The heavy slab in the story falls when the sultan cuts the rope.
Pip uses the metaphor of the heavy slab to demonstrate that he has entirely lost his life to Estella. He is completely in love with her, and he has no control over what happens to him. In other words, he is lost to his heart.
All being made ready with much labor, and the hour come, the sultan was aroused in the dead of the night, and the sharpened axe that was to sever the rope from the great iron ring was put into his hand, and he struck with it, and the rope parted and rushed away, and the ceiling fell. (Ch. 38)
The story that Pip is referring to is Tales of the Genii, which is also about a man who lost his head over a woman. Pip comments that both he and Estella have been affected by Miss Havisham. She has influenced both of their abilities to love.
So, in my case; all the work, near and afar, that tended to the end, had been accomplished; and in an instant the blow was struck, and the roof of my stronghold dropped upon me. (Ch. 38)
Pip has known Estella since he was young and impressionable.
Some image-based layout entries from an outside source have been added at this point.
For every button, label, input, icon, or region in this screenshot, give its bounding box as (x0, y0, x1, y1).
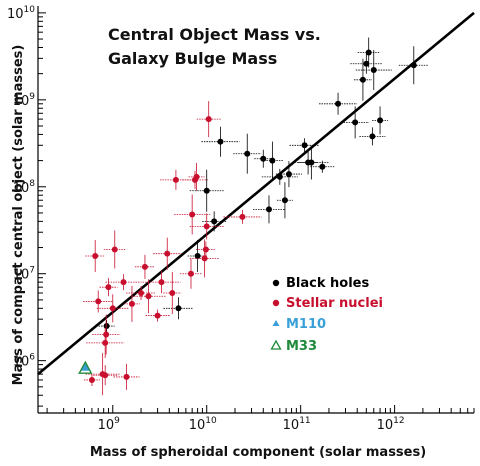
y-tick-label: 108 (13, 179, 36, 196)
stellar-nucleus-point (189, 211, 196, 218)
black-hole-point (276, 173, 283, 180)
black-hole-point (410, 62, 417, 69)
stellar-nucleus-point (205, 116, 212, 123)
legend-item: Black holes (272, 276, 369, 291)
chart-title-line-1: Central Object Mass vs. (108, 25, 321, 44)
black-hole-point (301, 142, 308, 149)
stellar-nucleus-point (169, 290, 176, 297)
stellar-nucleus-point (154, 312, 161, 319)
stellar-nucleus-point (111, 246, 118, 253)
black-hole-point (359, 76, 366, 83)
stellar-nucleus-point (128, 300, 135, 307)
black-hole-point (285, 171, 292, 178)
stellar-nucleus-point (102, 372, 109, 379)
stellar-nucleus-point (88, 376, 95, 383)
black-hole-point (365, 49, 372, 56)
legend-item: Stellar nuclei (272, 296, 383, 311)
black-hole-point (308, 159, 315, 166)
stellar-nucleus-point (193, 173, 200, 180)
stellar-nucleus-point (201, 255, 208, 262)
regression-line (37, 11, 475, 376)
y-tick-label: 106 (13, 353, 36, 370)
fit-line-layer (37, 11, 475, 376)
x-tick-label: 1012 (377, 416, 405, 433)
black-hole-point (377, 117, 384, 124)
legend-label: Black holes (286, 276, 369, 291)
black-hole-point (175, 305, 182, 312)
stellar-nucleus-point (138, 290, 145, 297)
legend-label: Stellar nuclei (286, 296, 383, 311)
y-tick-label: 109 (13, 92, 36, 109)
black-hole-point (269, 157, 276, 164)
stellar-nucleus-point (145, 293, 152, 300)
black-hole-point (352, 119, 359, 126)
stellar-nucleus-point (172, 176, 179, 183)
black-hole-point (194, 252, 201, 259)
stellar-nucleus-point (95, 298, 102, 305)
stellar-nucleus-point (141, 263, 148, 270)
black-hole-point (281, 197, 288, 204)
black-hole-point (103, 323, 110, 330)
legend-dot-icon (272, 279, 280, 287)
x-tick-label: 1010 (189, 416, 217, 433)
stellar-nucleus-point (92, 252, 99, 259)
axis-ticks: 109 1010 1011 1012 106 107 108 109 1010 (7, 5, 475, 433)
y-tick-label: 1010 (7, 5, 35, 22)
chart-legend: Black holes Stellar nuclei M110 M33 (270, 276, 383, 354)
y-tick-label: 107 (13, 266, 35, 283)
black-hole-point (319, 163, 326, 170)
black-hole-point (211, 218, 218, 225)
black-hole-point (244, 150, 251, 157)
legend-item: M33 (270, 339, 317, 354)
x-tick-label: 1011 (283, 416, 311, 433)
stellar-nucleus-point (120, 279, 127, 286)
stellar-nucleus-point (123, 373, 130, 380)
legend-triangle-outline-icon (270, 339, 282, 350)
stellar-nucleus-point (187, 270, 194, 277)
stellar-nucleus-point (164, 250, 171, 257)
stellar-nucleus-point (109, 305, 116, 312)
legend-triangle-icon (272, 320, 280, 326)
legend-dot-icon (272, 299, 280, 307)
black-hole-point (369, 133, 376, 140)
m110-point (80, 361, 91, 371)
stellar-nucleus-point (202, 246, 209, 253)
black-hole-point (217, 138, 224, 145)
black-hole-point (335, 100, 342, 107)
black-hole-point (265, 206, 272, 213)
x-tick-label: 109 (98, 416, 121, 433)
legend-label: M33 (286, 339, 317, 354)
stellar-nucleus-point (158, 279, 165, 286)
x-axis-label: Mass of spheroidal component (solar mass… (90, 445, 426, 460)
stellar-nucleus-point (239, 213, 246, 220)
black-hole-point (363, 60, 370, 67)
stellar-nucleus-point (102, 339, 109, 346)
stellar-nucleus-point (203, 223, 210, 230)
m33-point (78, 360, 93, 374)
legend-label: M110 (286, 317, 326, 332)
stellar-nucleus-point (105, 284, 112, 291)
legend-item: M110 (272, 317, 326, 332)
stellar-nucleus-point (103, 331, 110, 338)
black-hole-point (203, 187, 210, 194)
y-axis-label: Mass of compact central object (solar ma… (11, 45, 26, 386)
black-hole-point (370, 67, 377, 74)
data-points-layer (78, 37, 429, 396)
chart-title-line-2: Galaxy Bulge Mass (108, 49, 277, 68)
He fell in love with her when they were both children. When he says that the roof came down on him, he is speaking metaphorically. He is saying that he is completely and hopelessly in love.
Miss Havisham did not just destroy Estella's life with her games. She created in Estella a weapon to use against men, and she used Pip as a training device. The end result was successful in that Pip fell in love with Estella, and Estella was incapable of falling in love with anyone. Both of them were tied together for life.